Hukum Adat dalam Konstitusi RIS
Dengan diundangkannya Konstitusi RIS pada
tanggal 6 Februari 1950 dengan keputusan Presiden RIS tanggal 31 januari 1950
Nomor 48, Lembaran negara tahun 1950 nomor 3, maka kedudukan serta peranan
hukum adat dalam perundang-undangan Nasional Republik Indonesia Serikat tidak
mengalami perubahan yang berarti. Sebabnya terdapat pasal 192 ayat (1) yang
merupakan ketentuan peralihan serta menetapkan bahwa ‘’semua peraturan
perundang-undangan dan ketentuan-ketentuan tata usaha yang sudah ada pada saat
konstitusi ini berlaku.
Dibidang
pengadilan, konstitusi RIS bahkan memberikan kedudukan yang lebih menonjol bagi
hukum adat, yaitu ketentuan yang tercantum dalam pasal 146 ayat (1). Pasal ini
menyatakan bawa ‘’segala keputusan-keputusan kehakiman harus berisikan
alasan-alasannya dan dalam perkara hukum harus menyebutkan aturan-aturan
undang-undang dan aturan aturan hukum adat yang dijadikan dasar hukum itu.
Dengan
adanya pasal 146 ayat (1) maka jelaslah kompleks aturan-aturan hukum adat yang pada umumnya masih belum
tertulis tetulis tetapi tetap hidup dan berkembang di-dalam kehidupan masyarkat
sehari-hari karena mencerminkan rasa keadilan rakyat, wajib pula dipahami serta
diketahui oleh hakim.
3.
Hukum Adat dalam UUDS 1950
UUDS 1950, diundangkan pada tanggal 15
Agustus 1950, dengan UU Nomor 7 tahun 1950 serta mulai berlaku pada tanggal 17
Agustus 1950 tidak membawa perubahan serta peranan hukum adat di dalam seluruh
sistem perundang-undangan yang berlaku di Negara Republik Indonesia yang
berbentuk Republik kesatuan kembali.
Di
dalam pasal 104 ayat (1) UUDS, ditegaskan kembali apa yang ada dalam pasal 146
ayat (1) konstitusi RIS yaitu bahwa ‘’segala keputusan Pengadilan harus berisi
alas-alasannya dan dalam perkara hukuman menyebutkan aturan-aturan
undang-undang dan aturan –aturan hukum adat yang dijadikan dasar hukum itu.
Dengan
penegasan ini, berarti hakim wajib mewujudkan serta menguraikan secara konkret
rasa keadilan rakyat yang telah terbentuk sebagai hukuman didalammasyarakat.
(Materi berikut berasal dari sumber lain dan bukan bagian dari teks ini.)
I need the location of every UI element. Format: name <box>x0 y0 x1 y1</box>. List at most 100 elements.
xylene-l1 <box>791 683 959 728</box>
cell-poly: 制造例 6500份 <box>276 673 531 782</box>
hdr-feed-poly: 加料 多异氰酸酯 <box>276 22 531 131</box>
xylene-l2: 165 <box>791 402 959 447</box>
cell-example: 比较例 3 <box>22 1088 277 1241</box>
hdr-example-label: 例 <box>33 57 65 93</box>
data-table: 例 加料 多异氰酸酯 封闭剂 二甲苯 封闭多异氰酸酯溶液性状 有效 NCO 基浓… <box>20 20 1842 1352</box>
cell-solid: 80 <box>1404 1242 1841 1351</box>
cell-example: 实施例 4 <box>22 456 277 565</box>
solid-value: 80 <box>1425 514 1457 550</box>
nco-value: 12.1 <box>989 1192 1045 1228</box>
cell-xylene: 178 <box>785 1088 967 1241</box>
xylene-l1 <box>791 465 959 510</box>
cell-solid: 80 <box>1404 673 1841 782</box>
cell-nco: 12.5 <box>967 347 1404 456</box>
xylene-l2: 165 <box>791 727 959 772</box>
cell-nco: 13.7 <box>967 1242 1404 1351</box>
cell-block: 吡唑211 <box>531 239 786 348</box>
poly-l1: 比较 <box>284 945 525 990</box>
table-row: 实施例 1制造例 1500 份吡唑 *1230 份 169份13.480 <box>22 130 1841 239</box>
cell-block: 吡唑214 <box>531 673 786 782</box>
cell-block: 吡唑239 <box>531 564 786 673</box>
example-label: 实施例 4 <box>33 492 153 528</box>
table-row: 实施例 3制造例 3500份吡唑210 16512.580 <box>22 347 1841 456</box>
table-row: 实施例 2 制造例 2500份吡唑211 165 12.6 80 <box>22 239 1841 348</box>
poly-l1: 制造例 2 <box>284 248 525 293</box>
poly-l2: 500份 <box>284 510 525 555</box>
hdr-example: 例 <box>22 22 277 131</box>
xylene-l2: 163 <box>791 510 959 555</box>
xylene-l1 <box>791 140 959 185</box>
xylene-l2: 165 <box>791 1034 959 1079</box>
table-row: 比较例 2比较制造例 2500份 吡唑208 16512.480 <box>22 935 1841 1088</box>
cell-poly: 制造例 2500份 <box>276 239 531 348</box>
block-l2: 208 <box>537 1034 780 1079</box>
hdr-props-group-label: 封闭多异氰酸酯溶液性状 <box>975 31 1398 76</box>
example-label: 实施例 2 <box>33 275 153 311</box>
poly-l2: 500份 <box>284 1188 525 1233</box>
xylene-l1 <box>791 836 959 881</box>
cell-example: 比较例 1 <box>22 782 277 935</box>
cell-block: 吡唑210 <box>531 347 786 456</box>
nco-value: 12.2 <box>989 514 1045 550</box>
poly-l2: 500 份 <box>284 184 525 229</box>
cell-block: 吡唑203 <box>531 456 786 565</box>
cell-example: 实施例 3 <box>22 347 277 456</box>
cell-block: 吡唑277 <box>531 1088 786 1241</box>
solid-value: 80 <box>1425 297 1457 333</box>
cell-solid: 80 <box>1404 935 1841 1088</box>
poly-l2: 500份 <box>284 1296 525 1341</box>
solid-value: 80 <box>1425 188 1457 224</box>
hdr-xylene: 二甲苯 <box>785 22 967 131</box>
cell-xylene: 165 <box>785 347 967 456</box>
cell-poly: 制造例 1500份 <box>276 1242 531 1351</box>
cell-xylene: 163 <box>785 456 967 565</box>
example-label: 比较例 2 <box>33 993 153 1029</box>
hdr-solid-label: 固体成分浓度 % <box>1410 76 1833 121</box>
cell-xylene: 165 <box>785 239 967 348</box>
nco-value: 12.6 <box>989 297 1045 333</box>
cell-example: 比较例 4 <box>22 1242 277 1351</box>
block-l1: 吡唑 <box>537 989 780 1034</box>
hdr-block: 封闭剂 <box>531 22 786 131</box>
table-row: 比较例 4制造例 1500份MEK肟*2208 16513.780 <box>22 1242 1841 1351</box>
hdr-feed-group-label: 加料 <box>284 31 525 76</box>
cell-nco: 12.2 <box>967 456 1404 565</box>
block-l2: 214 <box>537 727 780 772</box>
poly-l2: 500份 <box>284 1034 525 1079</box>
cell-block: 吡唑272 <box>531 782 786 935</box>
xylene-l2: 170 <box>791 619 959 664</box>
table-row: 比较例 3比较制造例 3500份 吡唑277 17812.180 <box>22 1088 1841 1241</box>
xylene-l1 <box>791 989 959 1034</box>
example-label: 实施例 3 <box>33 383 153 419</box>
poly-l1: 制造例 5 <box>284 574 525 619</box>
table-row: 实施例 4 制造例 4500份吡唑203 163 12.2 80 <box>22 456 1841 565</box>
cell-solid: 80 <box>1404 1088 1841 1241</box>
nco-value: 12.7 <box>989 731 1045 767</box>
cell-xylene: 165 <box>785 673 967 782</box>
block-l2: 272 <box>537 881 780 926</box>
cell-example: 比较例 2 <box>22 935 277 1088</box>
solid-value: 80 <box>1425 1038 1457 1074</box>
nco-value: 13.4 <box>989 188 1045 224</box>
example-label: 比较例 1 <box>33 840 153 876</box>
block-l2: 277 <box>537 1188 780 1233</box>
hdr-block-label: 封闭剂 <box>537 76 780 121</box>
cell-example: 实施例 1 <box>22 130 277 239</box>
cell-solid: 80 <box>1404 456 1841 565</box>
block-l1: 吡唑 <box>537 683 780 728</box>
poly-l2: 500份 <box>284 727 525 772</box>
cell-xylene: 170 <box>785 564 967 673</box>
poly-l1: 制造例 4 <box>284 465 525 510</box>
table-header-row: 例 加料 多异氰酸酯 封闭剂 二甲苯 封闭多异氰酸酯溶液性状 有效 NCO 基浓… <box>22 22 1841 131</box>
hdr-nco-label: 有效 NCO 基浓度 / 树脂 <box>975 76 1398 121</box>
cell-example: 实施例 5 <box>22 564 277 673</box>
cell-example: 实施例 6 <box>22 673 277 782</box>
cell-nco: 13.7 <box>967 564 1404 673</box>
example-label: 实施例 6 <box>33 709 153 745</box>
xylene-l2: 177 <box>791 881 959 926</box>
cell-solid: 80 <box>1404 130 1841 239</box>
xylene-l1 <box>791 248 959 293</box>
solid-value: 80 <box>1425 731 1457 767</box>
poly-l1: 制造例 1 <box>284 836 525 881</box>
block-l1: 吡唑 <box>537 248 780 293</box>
Untuk itu hakim secara tekun mengikuti peraturan-peraturan hukum adat yang
timbul berkembang di dalam kehidupan sehari-hari mengikuti irama perubahan
perasaan keadilan masyarakat Bangsa
Indonesia.
Bila
mengamati mukamidah UUDS 1950 ini, ternyata pancasila masih dicantumkan kembali
sebagai mana di dua konstitusi tersebut di atas. Dengan ini maka jiwa pancasila
masih tetap merupakan intisari yang fundamental
yang mendasari semua penerapan pasal-pasal UUDS 1950. Perlu diperhatikan
dalam UUDS 1950 adalah mengenai isi ketentuan pasal 102 yang menetapkan suatu
kebijakan baru dalam bidang perundang-undangan yaitu, ‘’bahwa pengusa akan
melakukan kondifikasi terhadap hukum perdata, hukum pidana, hukum dagang, hukum
acara pidana dan hukum acara perdata dengan pengecualian jika
perundang-undangan menganggap perlu mengatur beberapa hal dalam undang-undang
sendiri.
Perintah
kondifikasi ini pada hematnya juga berlaku terhadap hukum adat dan perintah
kondifikasi ini juga pertama kalinya disebutkan dalam peraturan
Perundang-undangan Republik Indonesia yang mengatur ketentuan terhadap
kondifikasi terhadap kondifikasi hukum adat, walaupun dalam kenyataany belum
dapat dilaksanakan.
4. Hukum Adat dalam
Undang-undang Nomor 1 Darurat Tahun 1951
Undang-undang nomor 1 Darurat Tahun 1951
(Lembaran Negara 1951 Nomor 9) yang diundangkan pada tanggal 14 januari 1951
adalah UU tentang tentang
tindakan-tindakan untuk menyelenggarakan susunan, kekuasaan dan acara pengadilan
sipil. Ada dua ketentuan dalam UU ini yang menyangkut persoalan hukum adat
yaitu:
a.
Pasal
1 ayat (2) yang menyatakan antara lain: pada saat berangsur-angsur akan
ditentukan oleh Menteri Kehakiman, dihapuskan :
(1) Pengadilan Swapraja dalam negeri
Sumatera Timur dahulu, karesidenan Kalimantan- Barat dahulu dan Negara
Indonesia Timur dahulu kecuali Pengadilan Agama jika pengadialan itu menurut
hukum yang hidup merupakan suatu bagian dari pengadilan Swapraja.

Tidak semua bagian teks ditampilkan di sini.